The commonly used model selection criteria under the ‘withheld data’ approach include the ‘area under the curve of the receiver operating characteristic’ plot for the training data (AUCTRAIN) and AUCTEST, the AUCDIFF and the OR (Warren and Siefert 2011, Muscarella et al. 2014, Radosavljevic and Anderson 2014, Galante et al. 2018). When used independently AUCTRAIN and AUCTESTcan provide model discriminatory power. However, use of AUCTRAIN for model evaluation is criticized, with the use of AUCTEST preferred (Radosavljevic and Anderson 2014). While, AUCDIFF and OR can evaluate overfitting (Warren and Siefert 2011, Radosavljevic and Anderson 2014), they may also select over permissive models (Galante et al. 2018). Therefore, recent literature has either used a sequential combination of OR and AUCTEST (ORTEST approach) (Galante et al. 2018) or OR, AUCDIFF and AUCTEST(AUCDIFF approach) (Radosavljevic and Anderson 2014) but their performances have not been compared directly.

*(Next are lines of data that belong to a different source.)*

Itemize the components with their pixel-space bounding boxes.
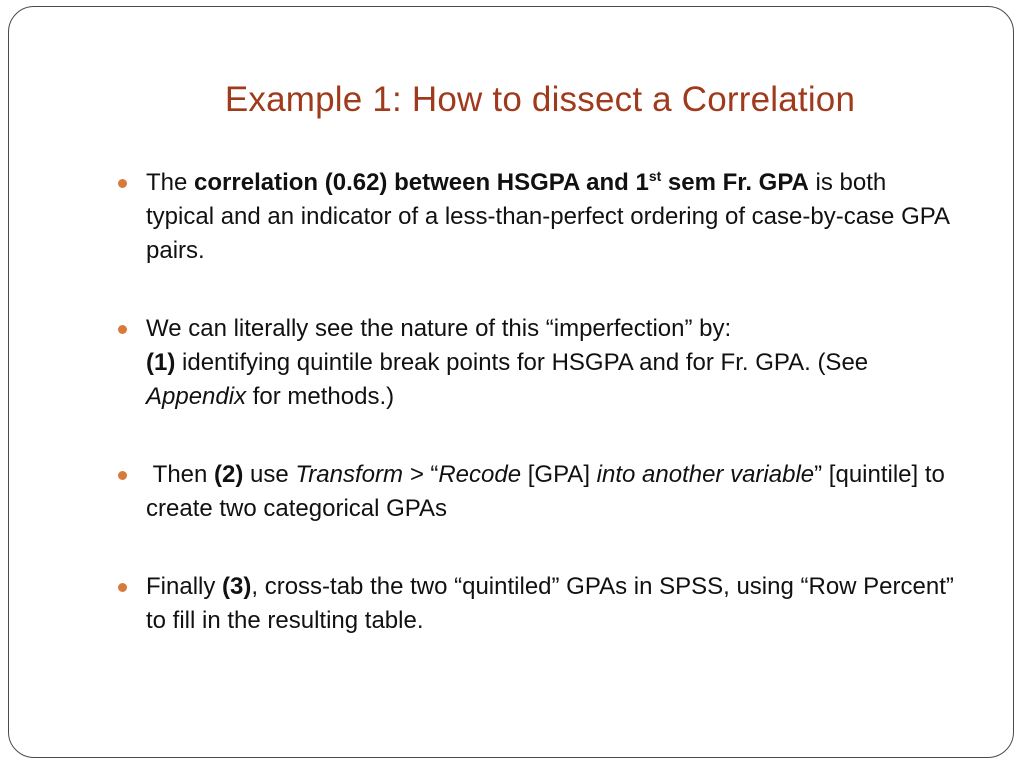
bullet-dot-icon — [118, 583, 127, 592]
bullet-item-crosstab — [118, 570, 958, 638]
bullet-item-imperfection — [118, 312, 958, 414]
bullet-dot-icon — [118, 471, 127, 480]
bullet-item-recode — [118, 458, 958, 526]
bullet-dot-icon — [118, 325, 127, 334]
bullet-list — [118, 166, 958, 682]
bullet-text: We can literally see the nature of this “imperfection” by: (1) identifying quintile break points for HSGPA and for Fr. GPA. (See Appendix for methods.) — [146, 315, 869, 410]
bullet-text: Finally (3), cross-tab the two “quintiled” GPAs in SPSS, using “Row Percent” to fill in the resulting table. — [146, 573, 954, 634]
bullet-item-correlation — [118, 166, 958, 268]
bullet-dot-icon — [118, 179, 127, 188]
bullet-text: Then (2) use Transform > “Recode [GPA] into another variable” [quintile] to create two categorical GPAs — [146, 461, 945, 522]
slide-title: Example 1: How to dissect a Correlation — [224, 80, 856, 119]
bullet-text: The correlation (0.62) between HSGPA and 1st sem Fr. GPA is both typical and an indicator of a less-than-perfect ordering of case-by-case GPA pairs. — [146, 168, 949, 264]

Since Maxent produces multiple ORs corresponding to multiple thresholding rules there is also a need to assess the performance of different thresholding rules and their corresponding ORs for optimal model selection along with the use of multiple taxonomic groups to help derive general patterns (Galante et al. 2018) if present.
In this study we developed multiple SDMs with different FC and RM combinations for two groups of freshwater organisms with different life history traits, namely 10 fish (which complete their whole lifecycle in water) and 28 odonate species (whose nymphal stage is aquatic but the adults are terrestrial (Bybee et al. 2016)) recorded from Bhutan. We then selected optimal models for each species using two ORTEST and two AUCDIFF approaches. We also selected optimal models through expert screening for ecologically plausible models using binary suitable habitat maps (hereafter ‘EXP approach’). Though it is sensible to tune models and then screen for ecologically plausible models in every study (Muscarella et al. 2014, Morales et al. 2017, Phillips et al. 2017, Galante et al. 2018), this option may be either very time consuming or outright impractical if multiple species are involved within a time bound project. Therefore, we aimed to assess which of the sequential approaches best matched the EXP approach in selecting the optimal models, and hence help reduce the time required for the optimal model selection. We did this by comparing (i) model complexity and (ii) the predicted suitable habitats of the optimal models selected through the five selection approaches.